If you look closely to the rego definition we notice that a first check is done to ensure input.review.object exists. The provided and required labels are gathered and a condition is checked whether there are labels omitted from the object trying to enter Kubernetes. If this is the case, the violation is triggered with the according message.

Go to my GitHub page for more complex versions of the constraints.

Enforcing constraints

These constrains which you defined now need to be enforced. This is done by defining a constraint which will use the template specified earlier.

apiVersion: constraints.gatekeeper.sh/v1beta1
kind: K8sRequiredNamespace
metadata:
  name: namespace-policy
spec:
  match:
    kinds:
      - apiGroups: ["batch", "extensions", "apps", ""]
        kinds: ["Deployment", "Pod", "CronJob", "Job", "StatefulSet", "DaemonSet", "ConfigMap", "Service"]

This policy will use the CRD “K8sRequiredNamespace” which we had already defined. Matching is done by specifying on which API group it has to be enforced. All kinds of Kubernetes entities and API groups can be found by executing the following kubectl command.

kubectl api-resources -o wide

Now let’s look at the policy template which will enforce the usage of certain labels on your Kubernetes entities. These labels can be passed down to the corresponding template, which in this case is “K8sRequiredLabels” which we defined above. The corresponding constraint will enforce the usage of the ‘app’ label. It is possible to add more labels to this list.
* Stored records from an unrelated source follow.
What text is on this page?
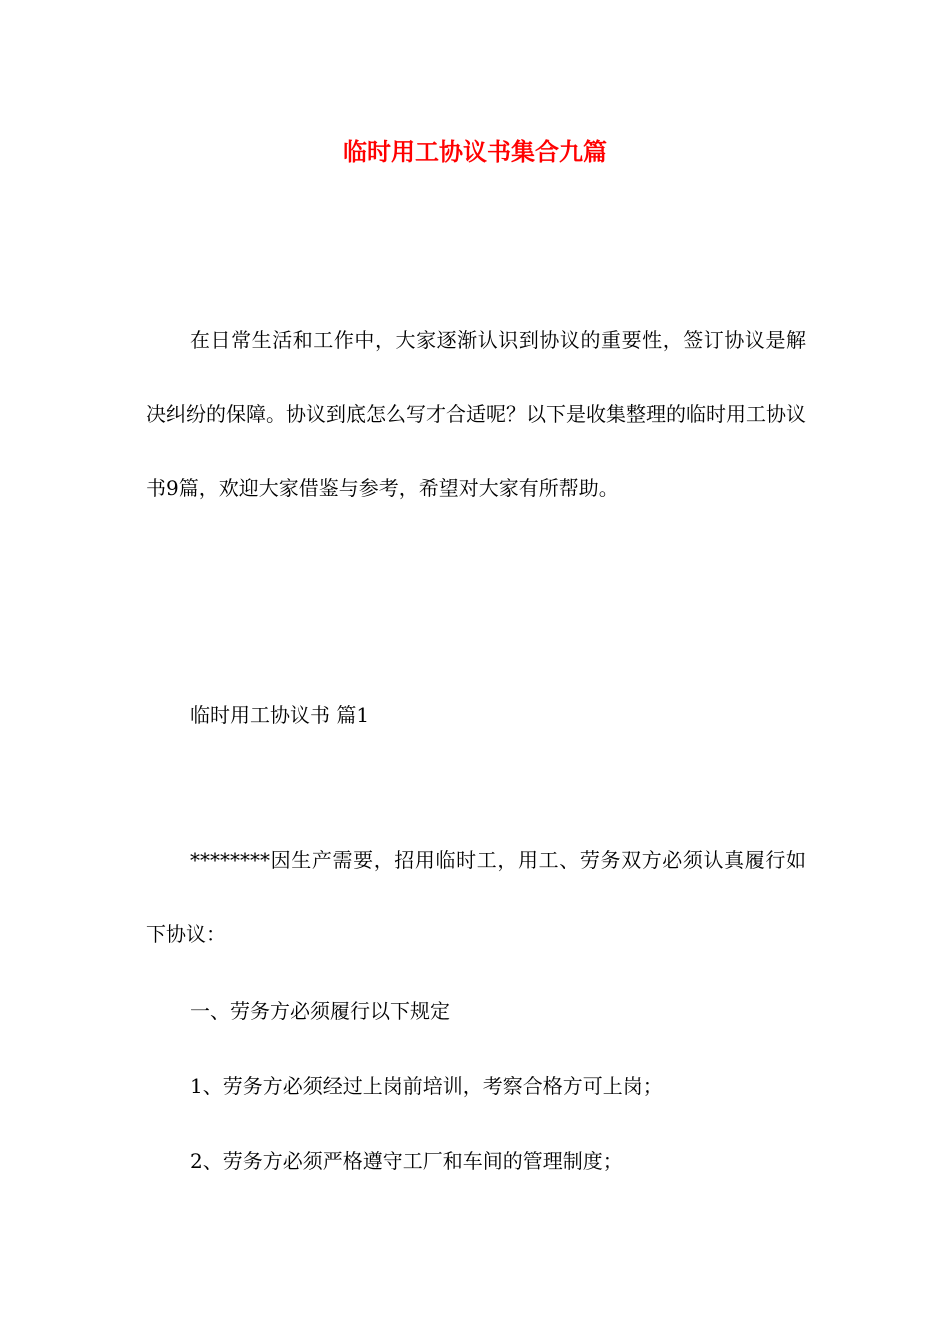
临时用工协议书集合九篇

在日常生活和工作中，大家逐渐认识到协议的重要性，签订协议是解决纠纷的保障。协议到底怎么写才合适呢？以下是收集整理的临时用工协议书9篇，欢迎大家借鉴与参考，希望对大家有所帮助。

临时用工协议书 篇1

********因生产需要，招用临时工，用工、劳务双方必须认真履行如下协议：

一、劳务方必须履行以下规定

1、劳务方必须经过上岗前培训，考察合格方可上岗；

2、劳务方必须严格遵守工厂和车间的管理制度；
apiVersion: constraints.gatekeeper.sh/v1beta1
kind: K8sRequiredLabels
metadata:
  name: labels-policy
spec:
  match:
    kinds:
      - apiGroups: ["batch", "extensions", "apps", ""]
        kinds: ["Deployment", "Pod", "CronJob", "Job", "StatefulSet", "DaemonSet"]
  parameters:
    labels: ["app"]

TL;DR

Kubernetes admission control ensures that you control everything that enters the cluster. Gatekeeper is specifically designed to do this on your Kubernetes cluster and is part of a broader admission/authorization control system called Open Policy Agent. Policies are defined on my GitHub page which will enforce explicitly defining the namespace, enforce resource requests/limits and enforce the usage of the ‘app’ label.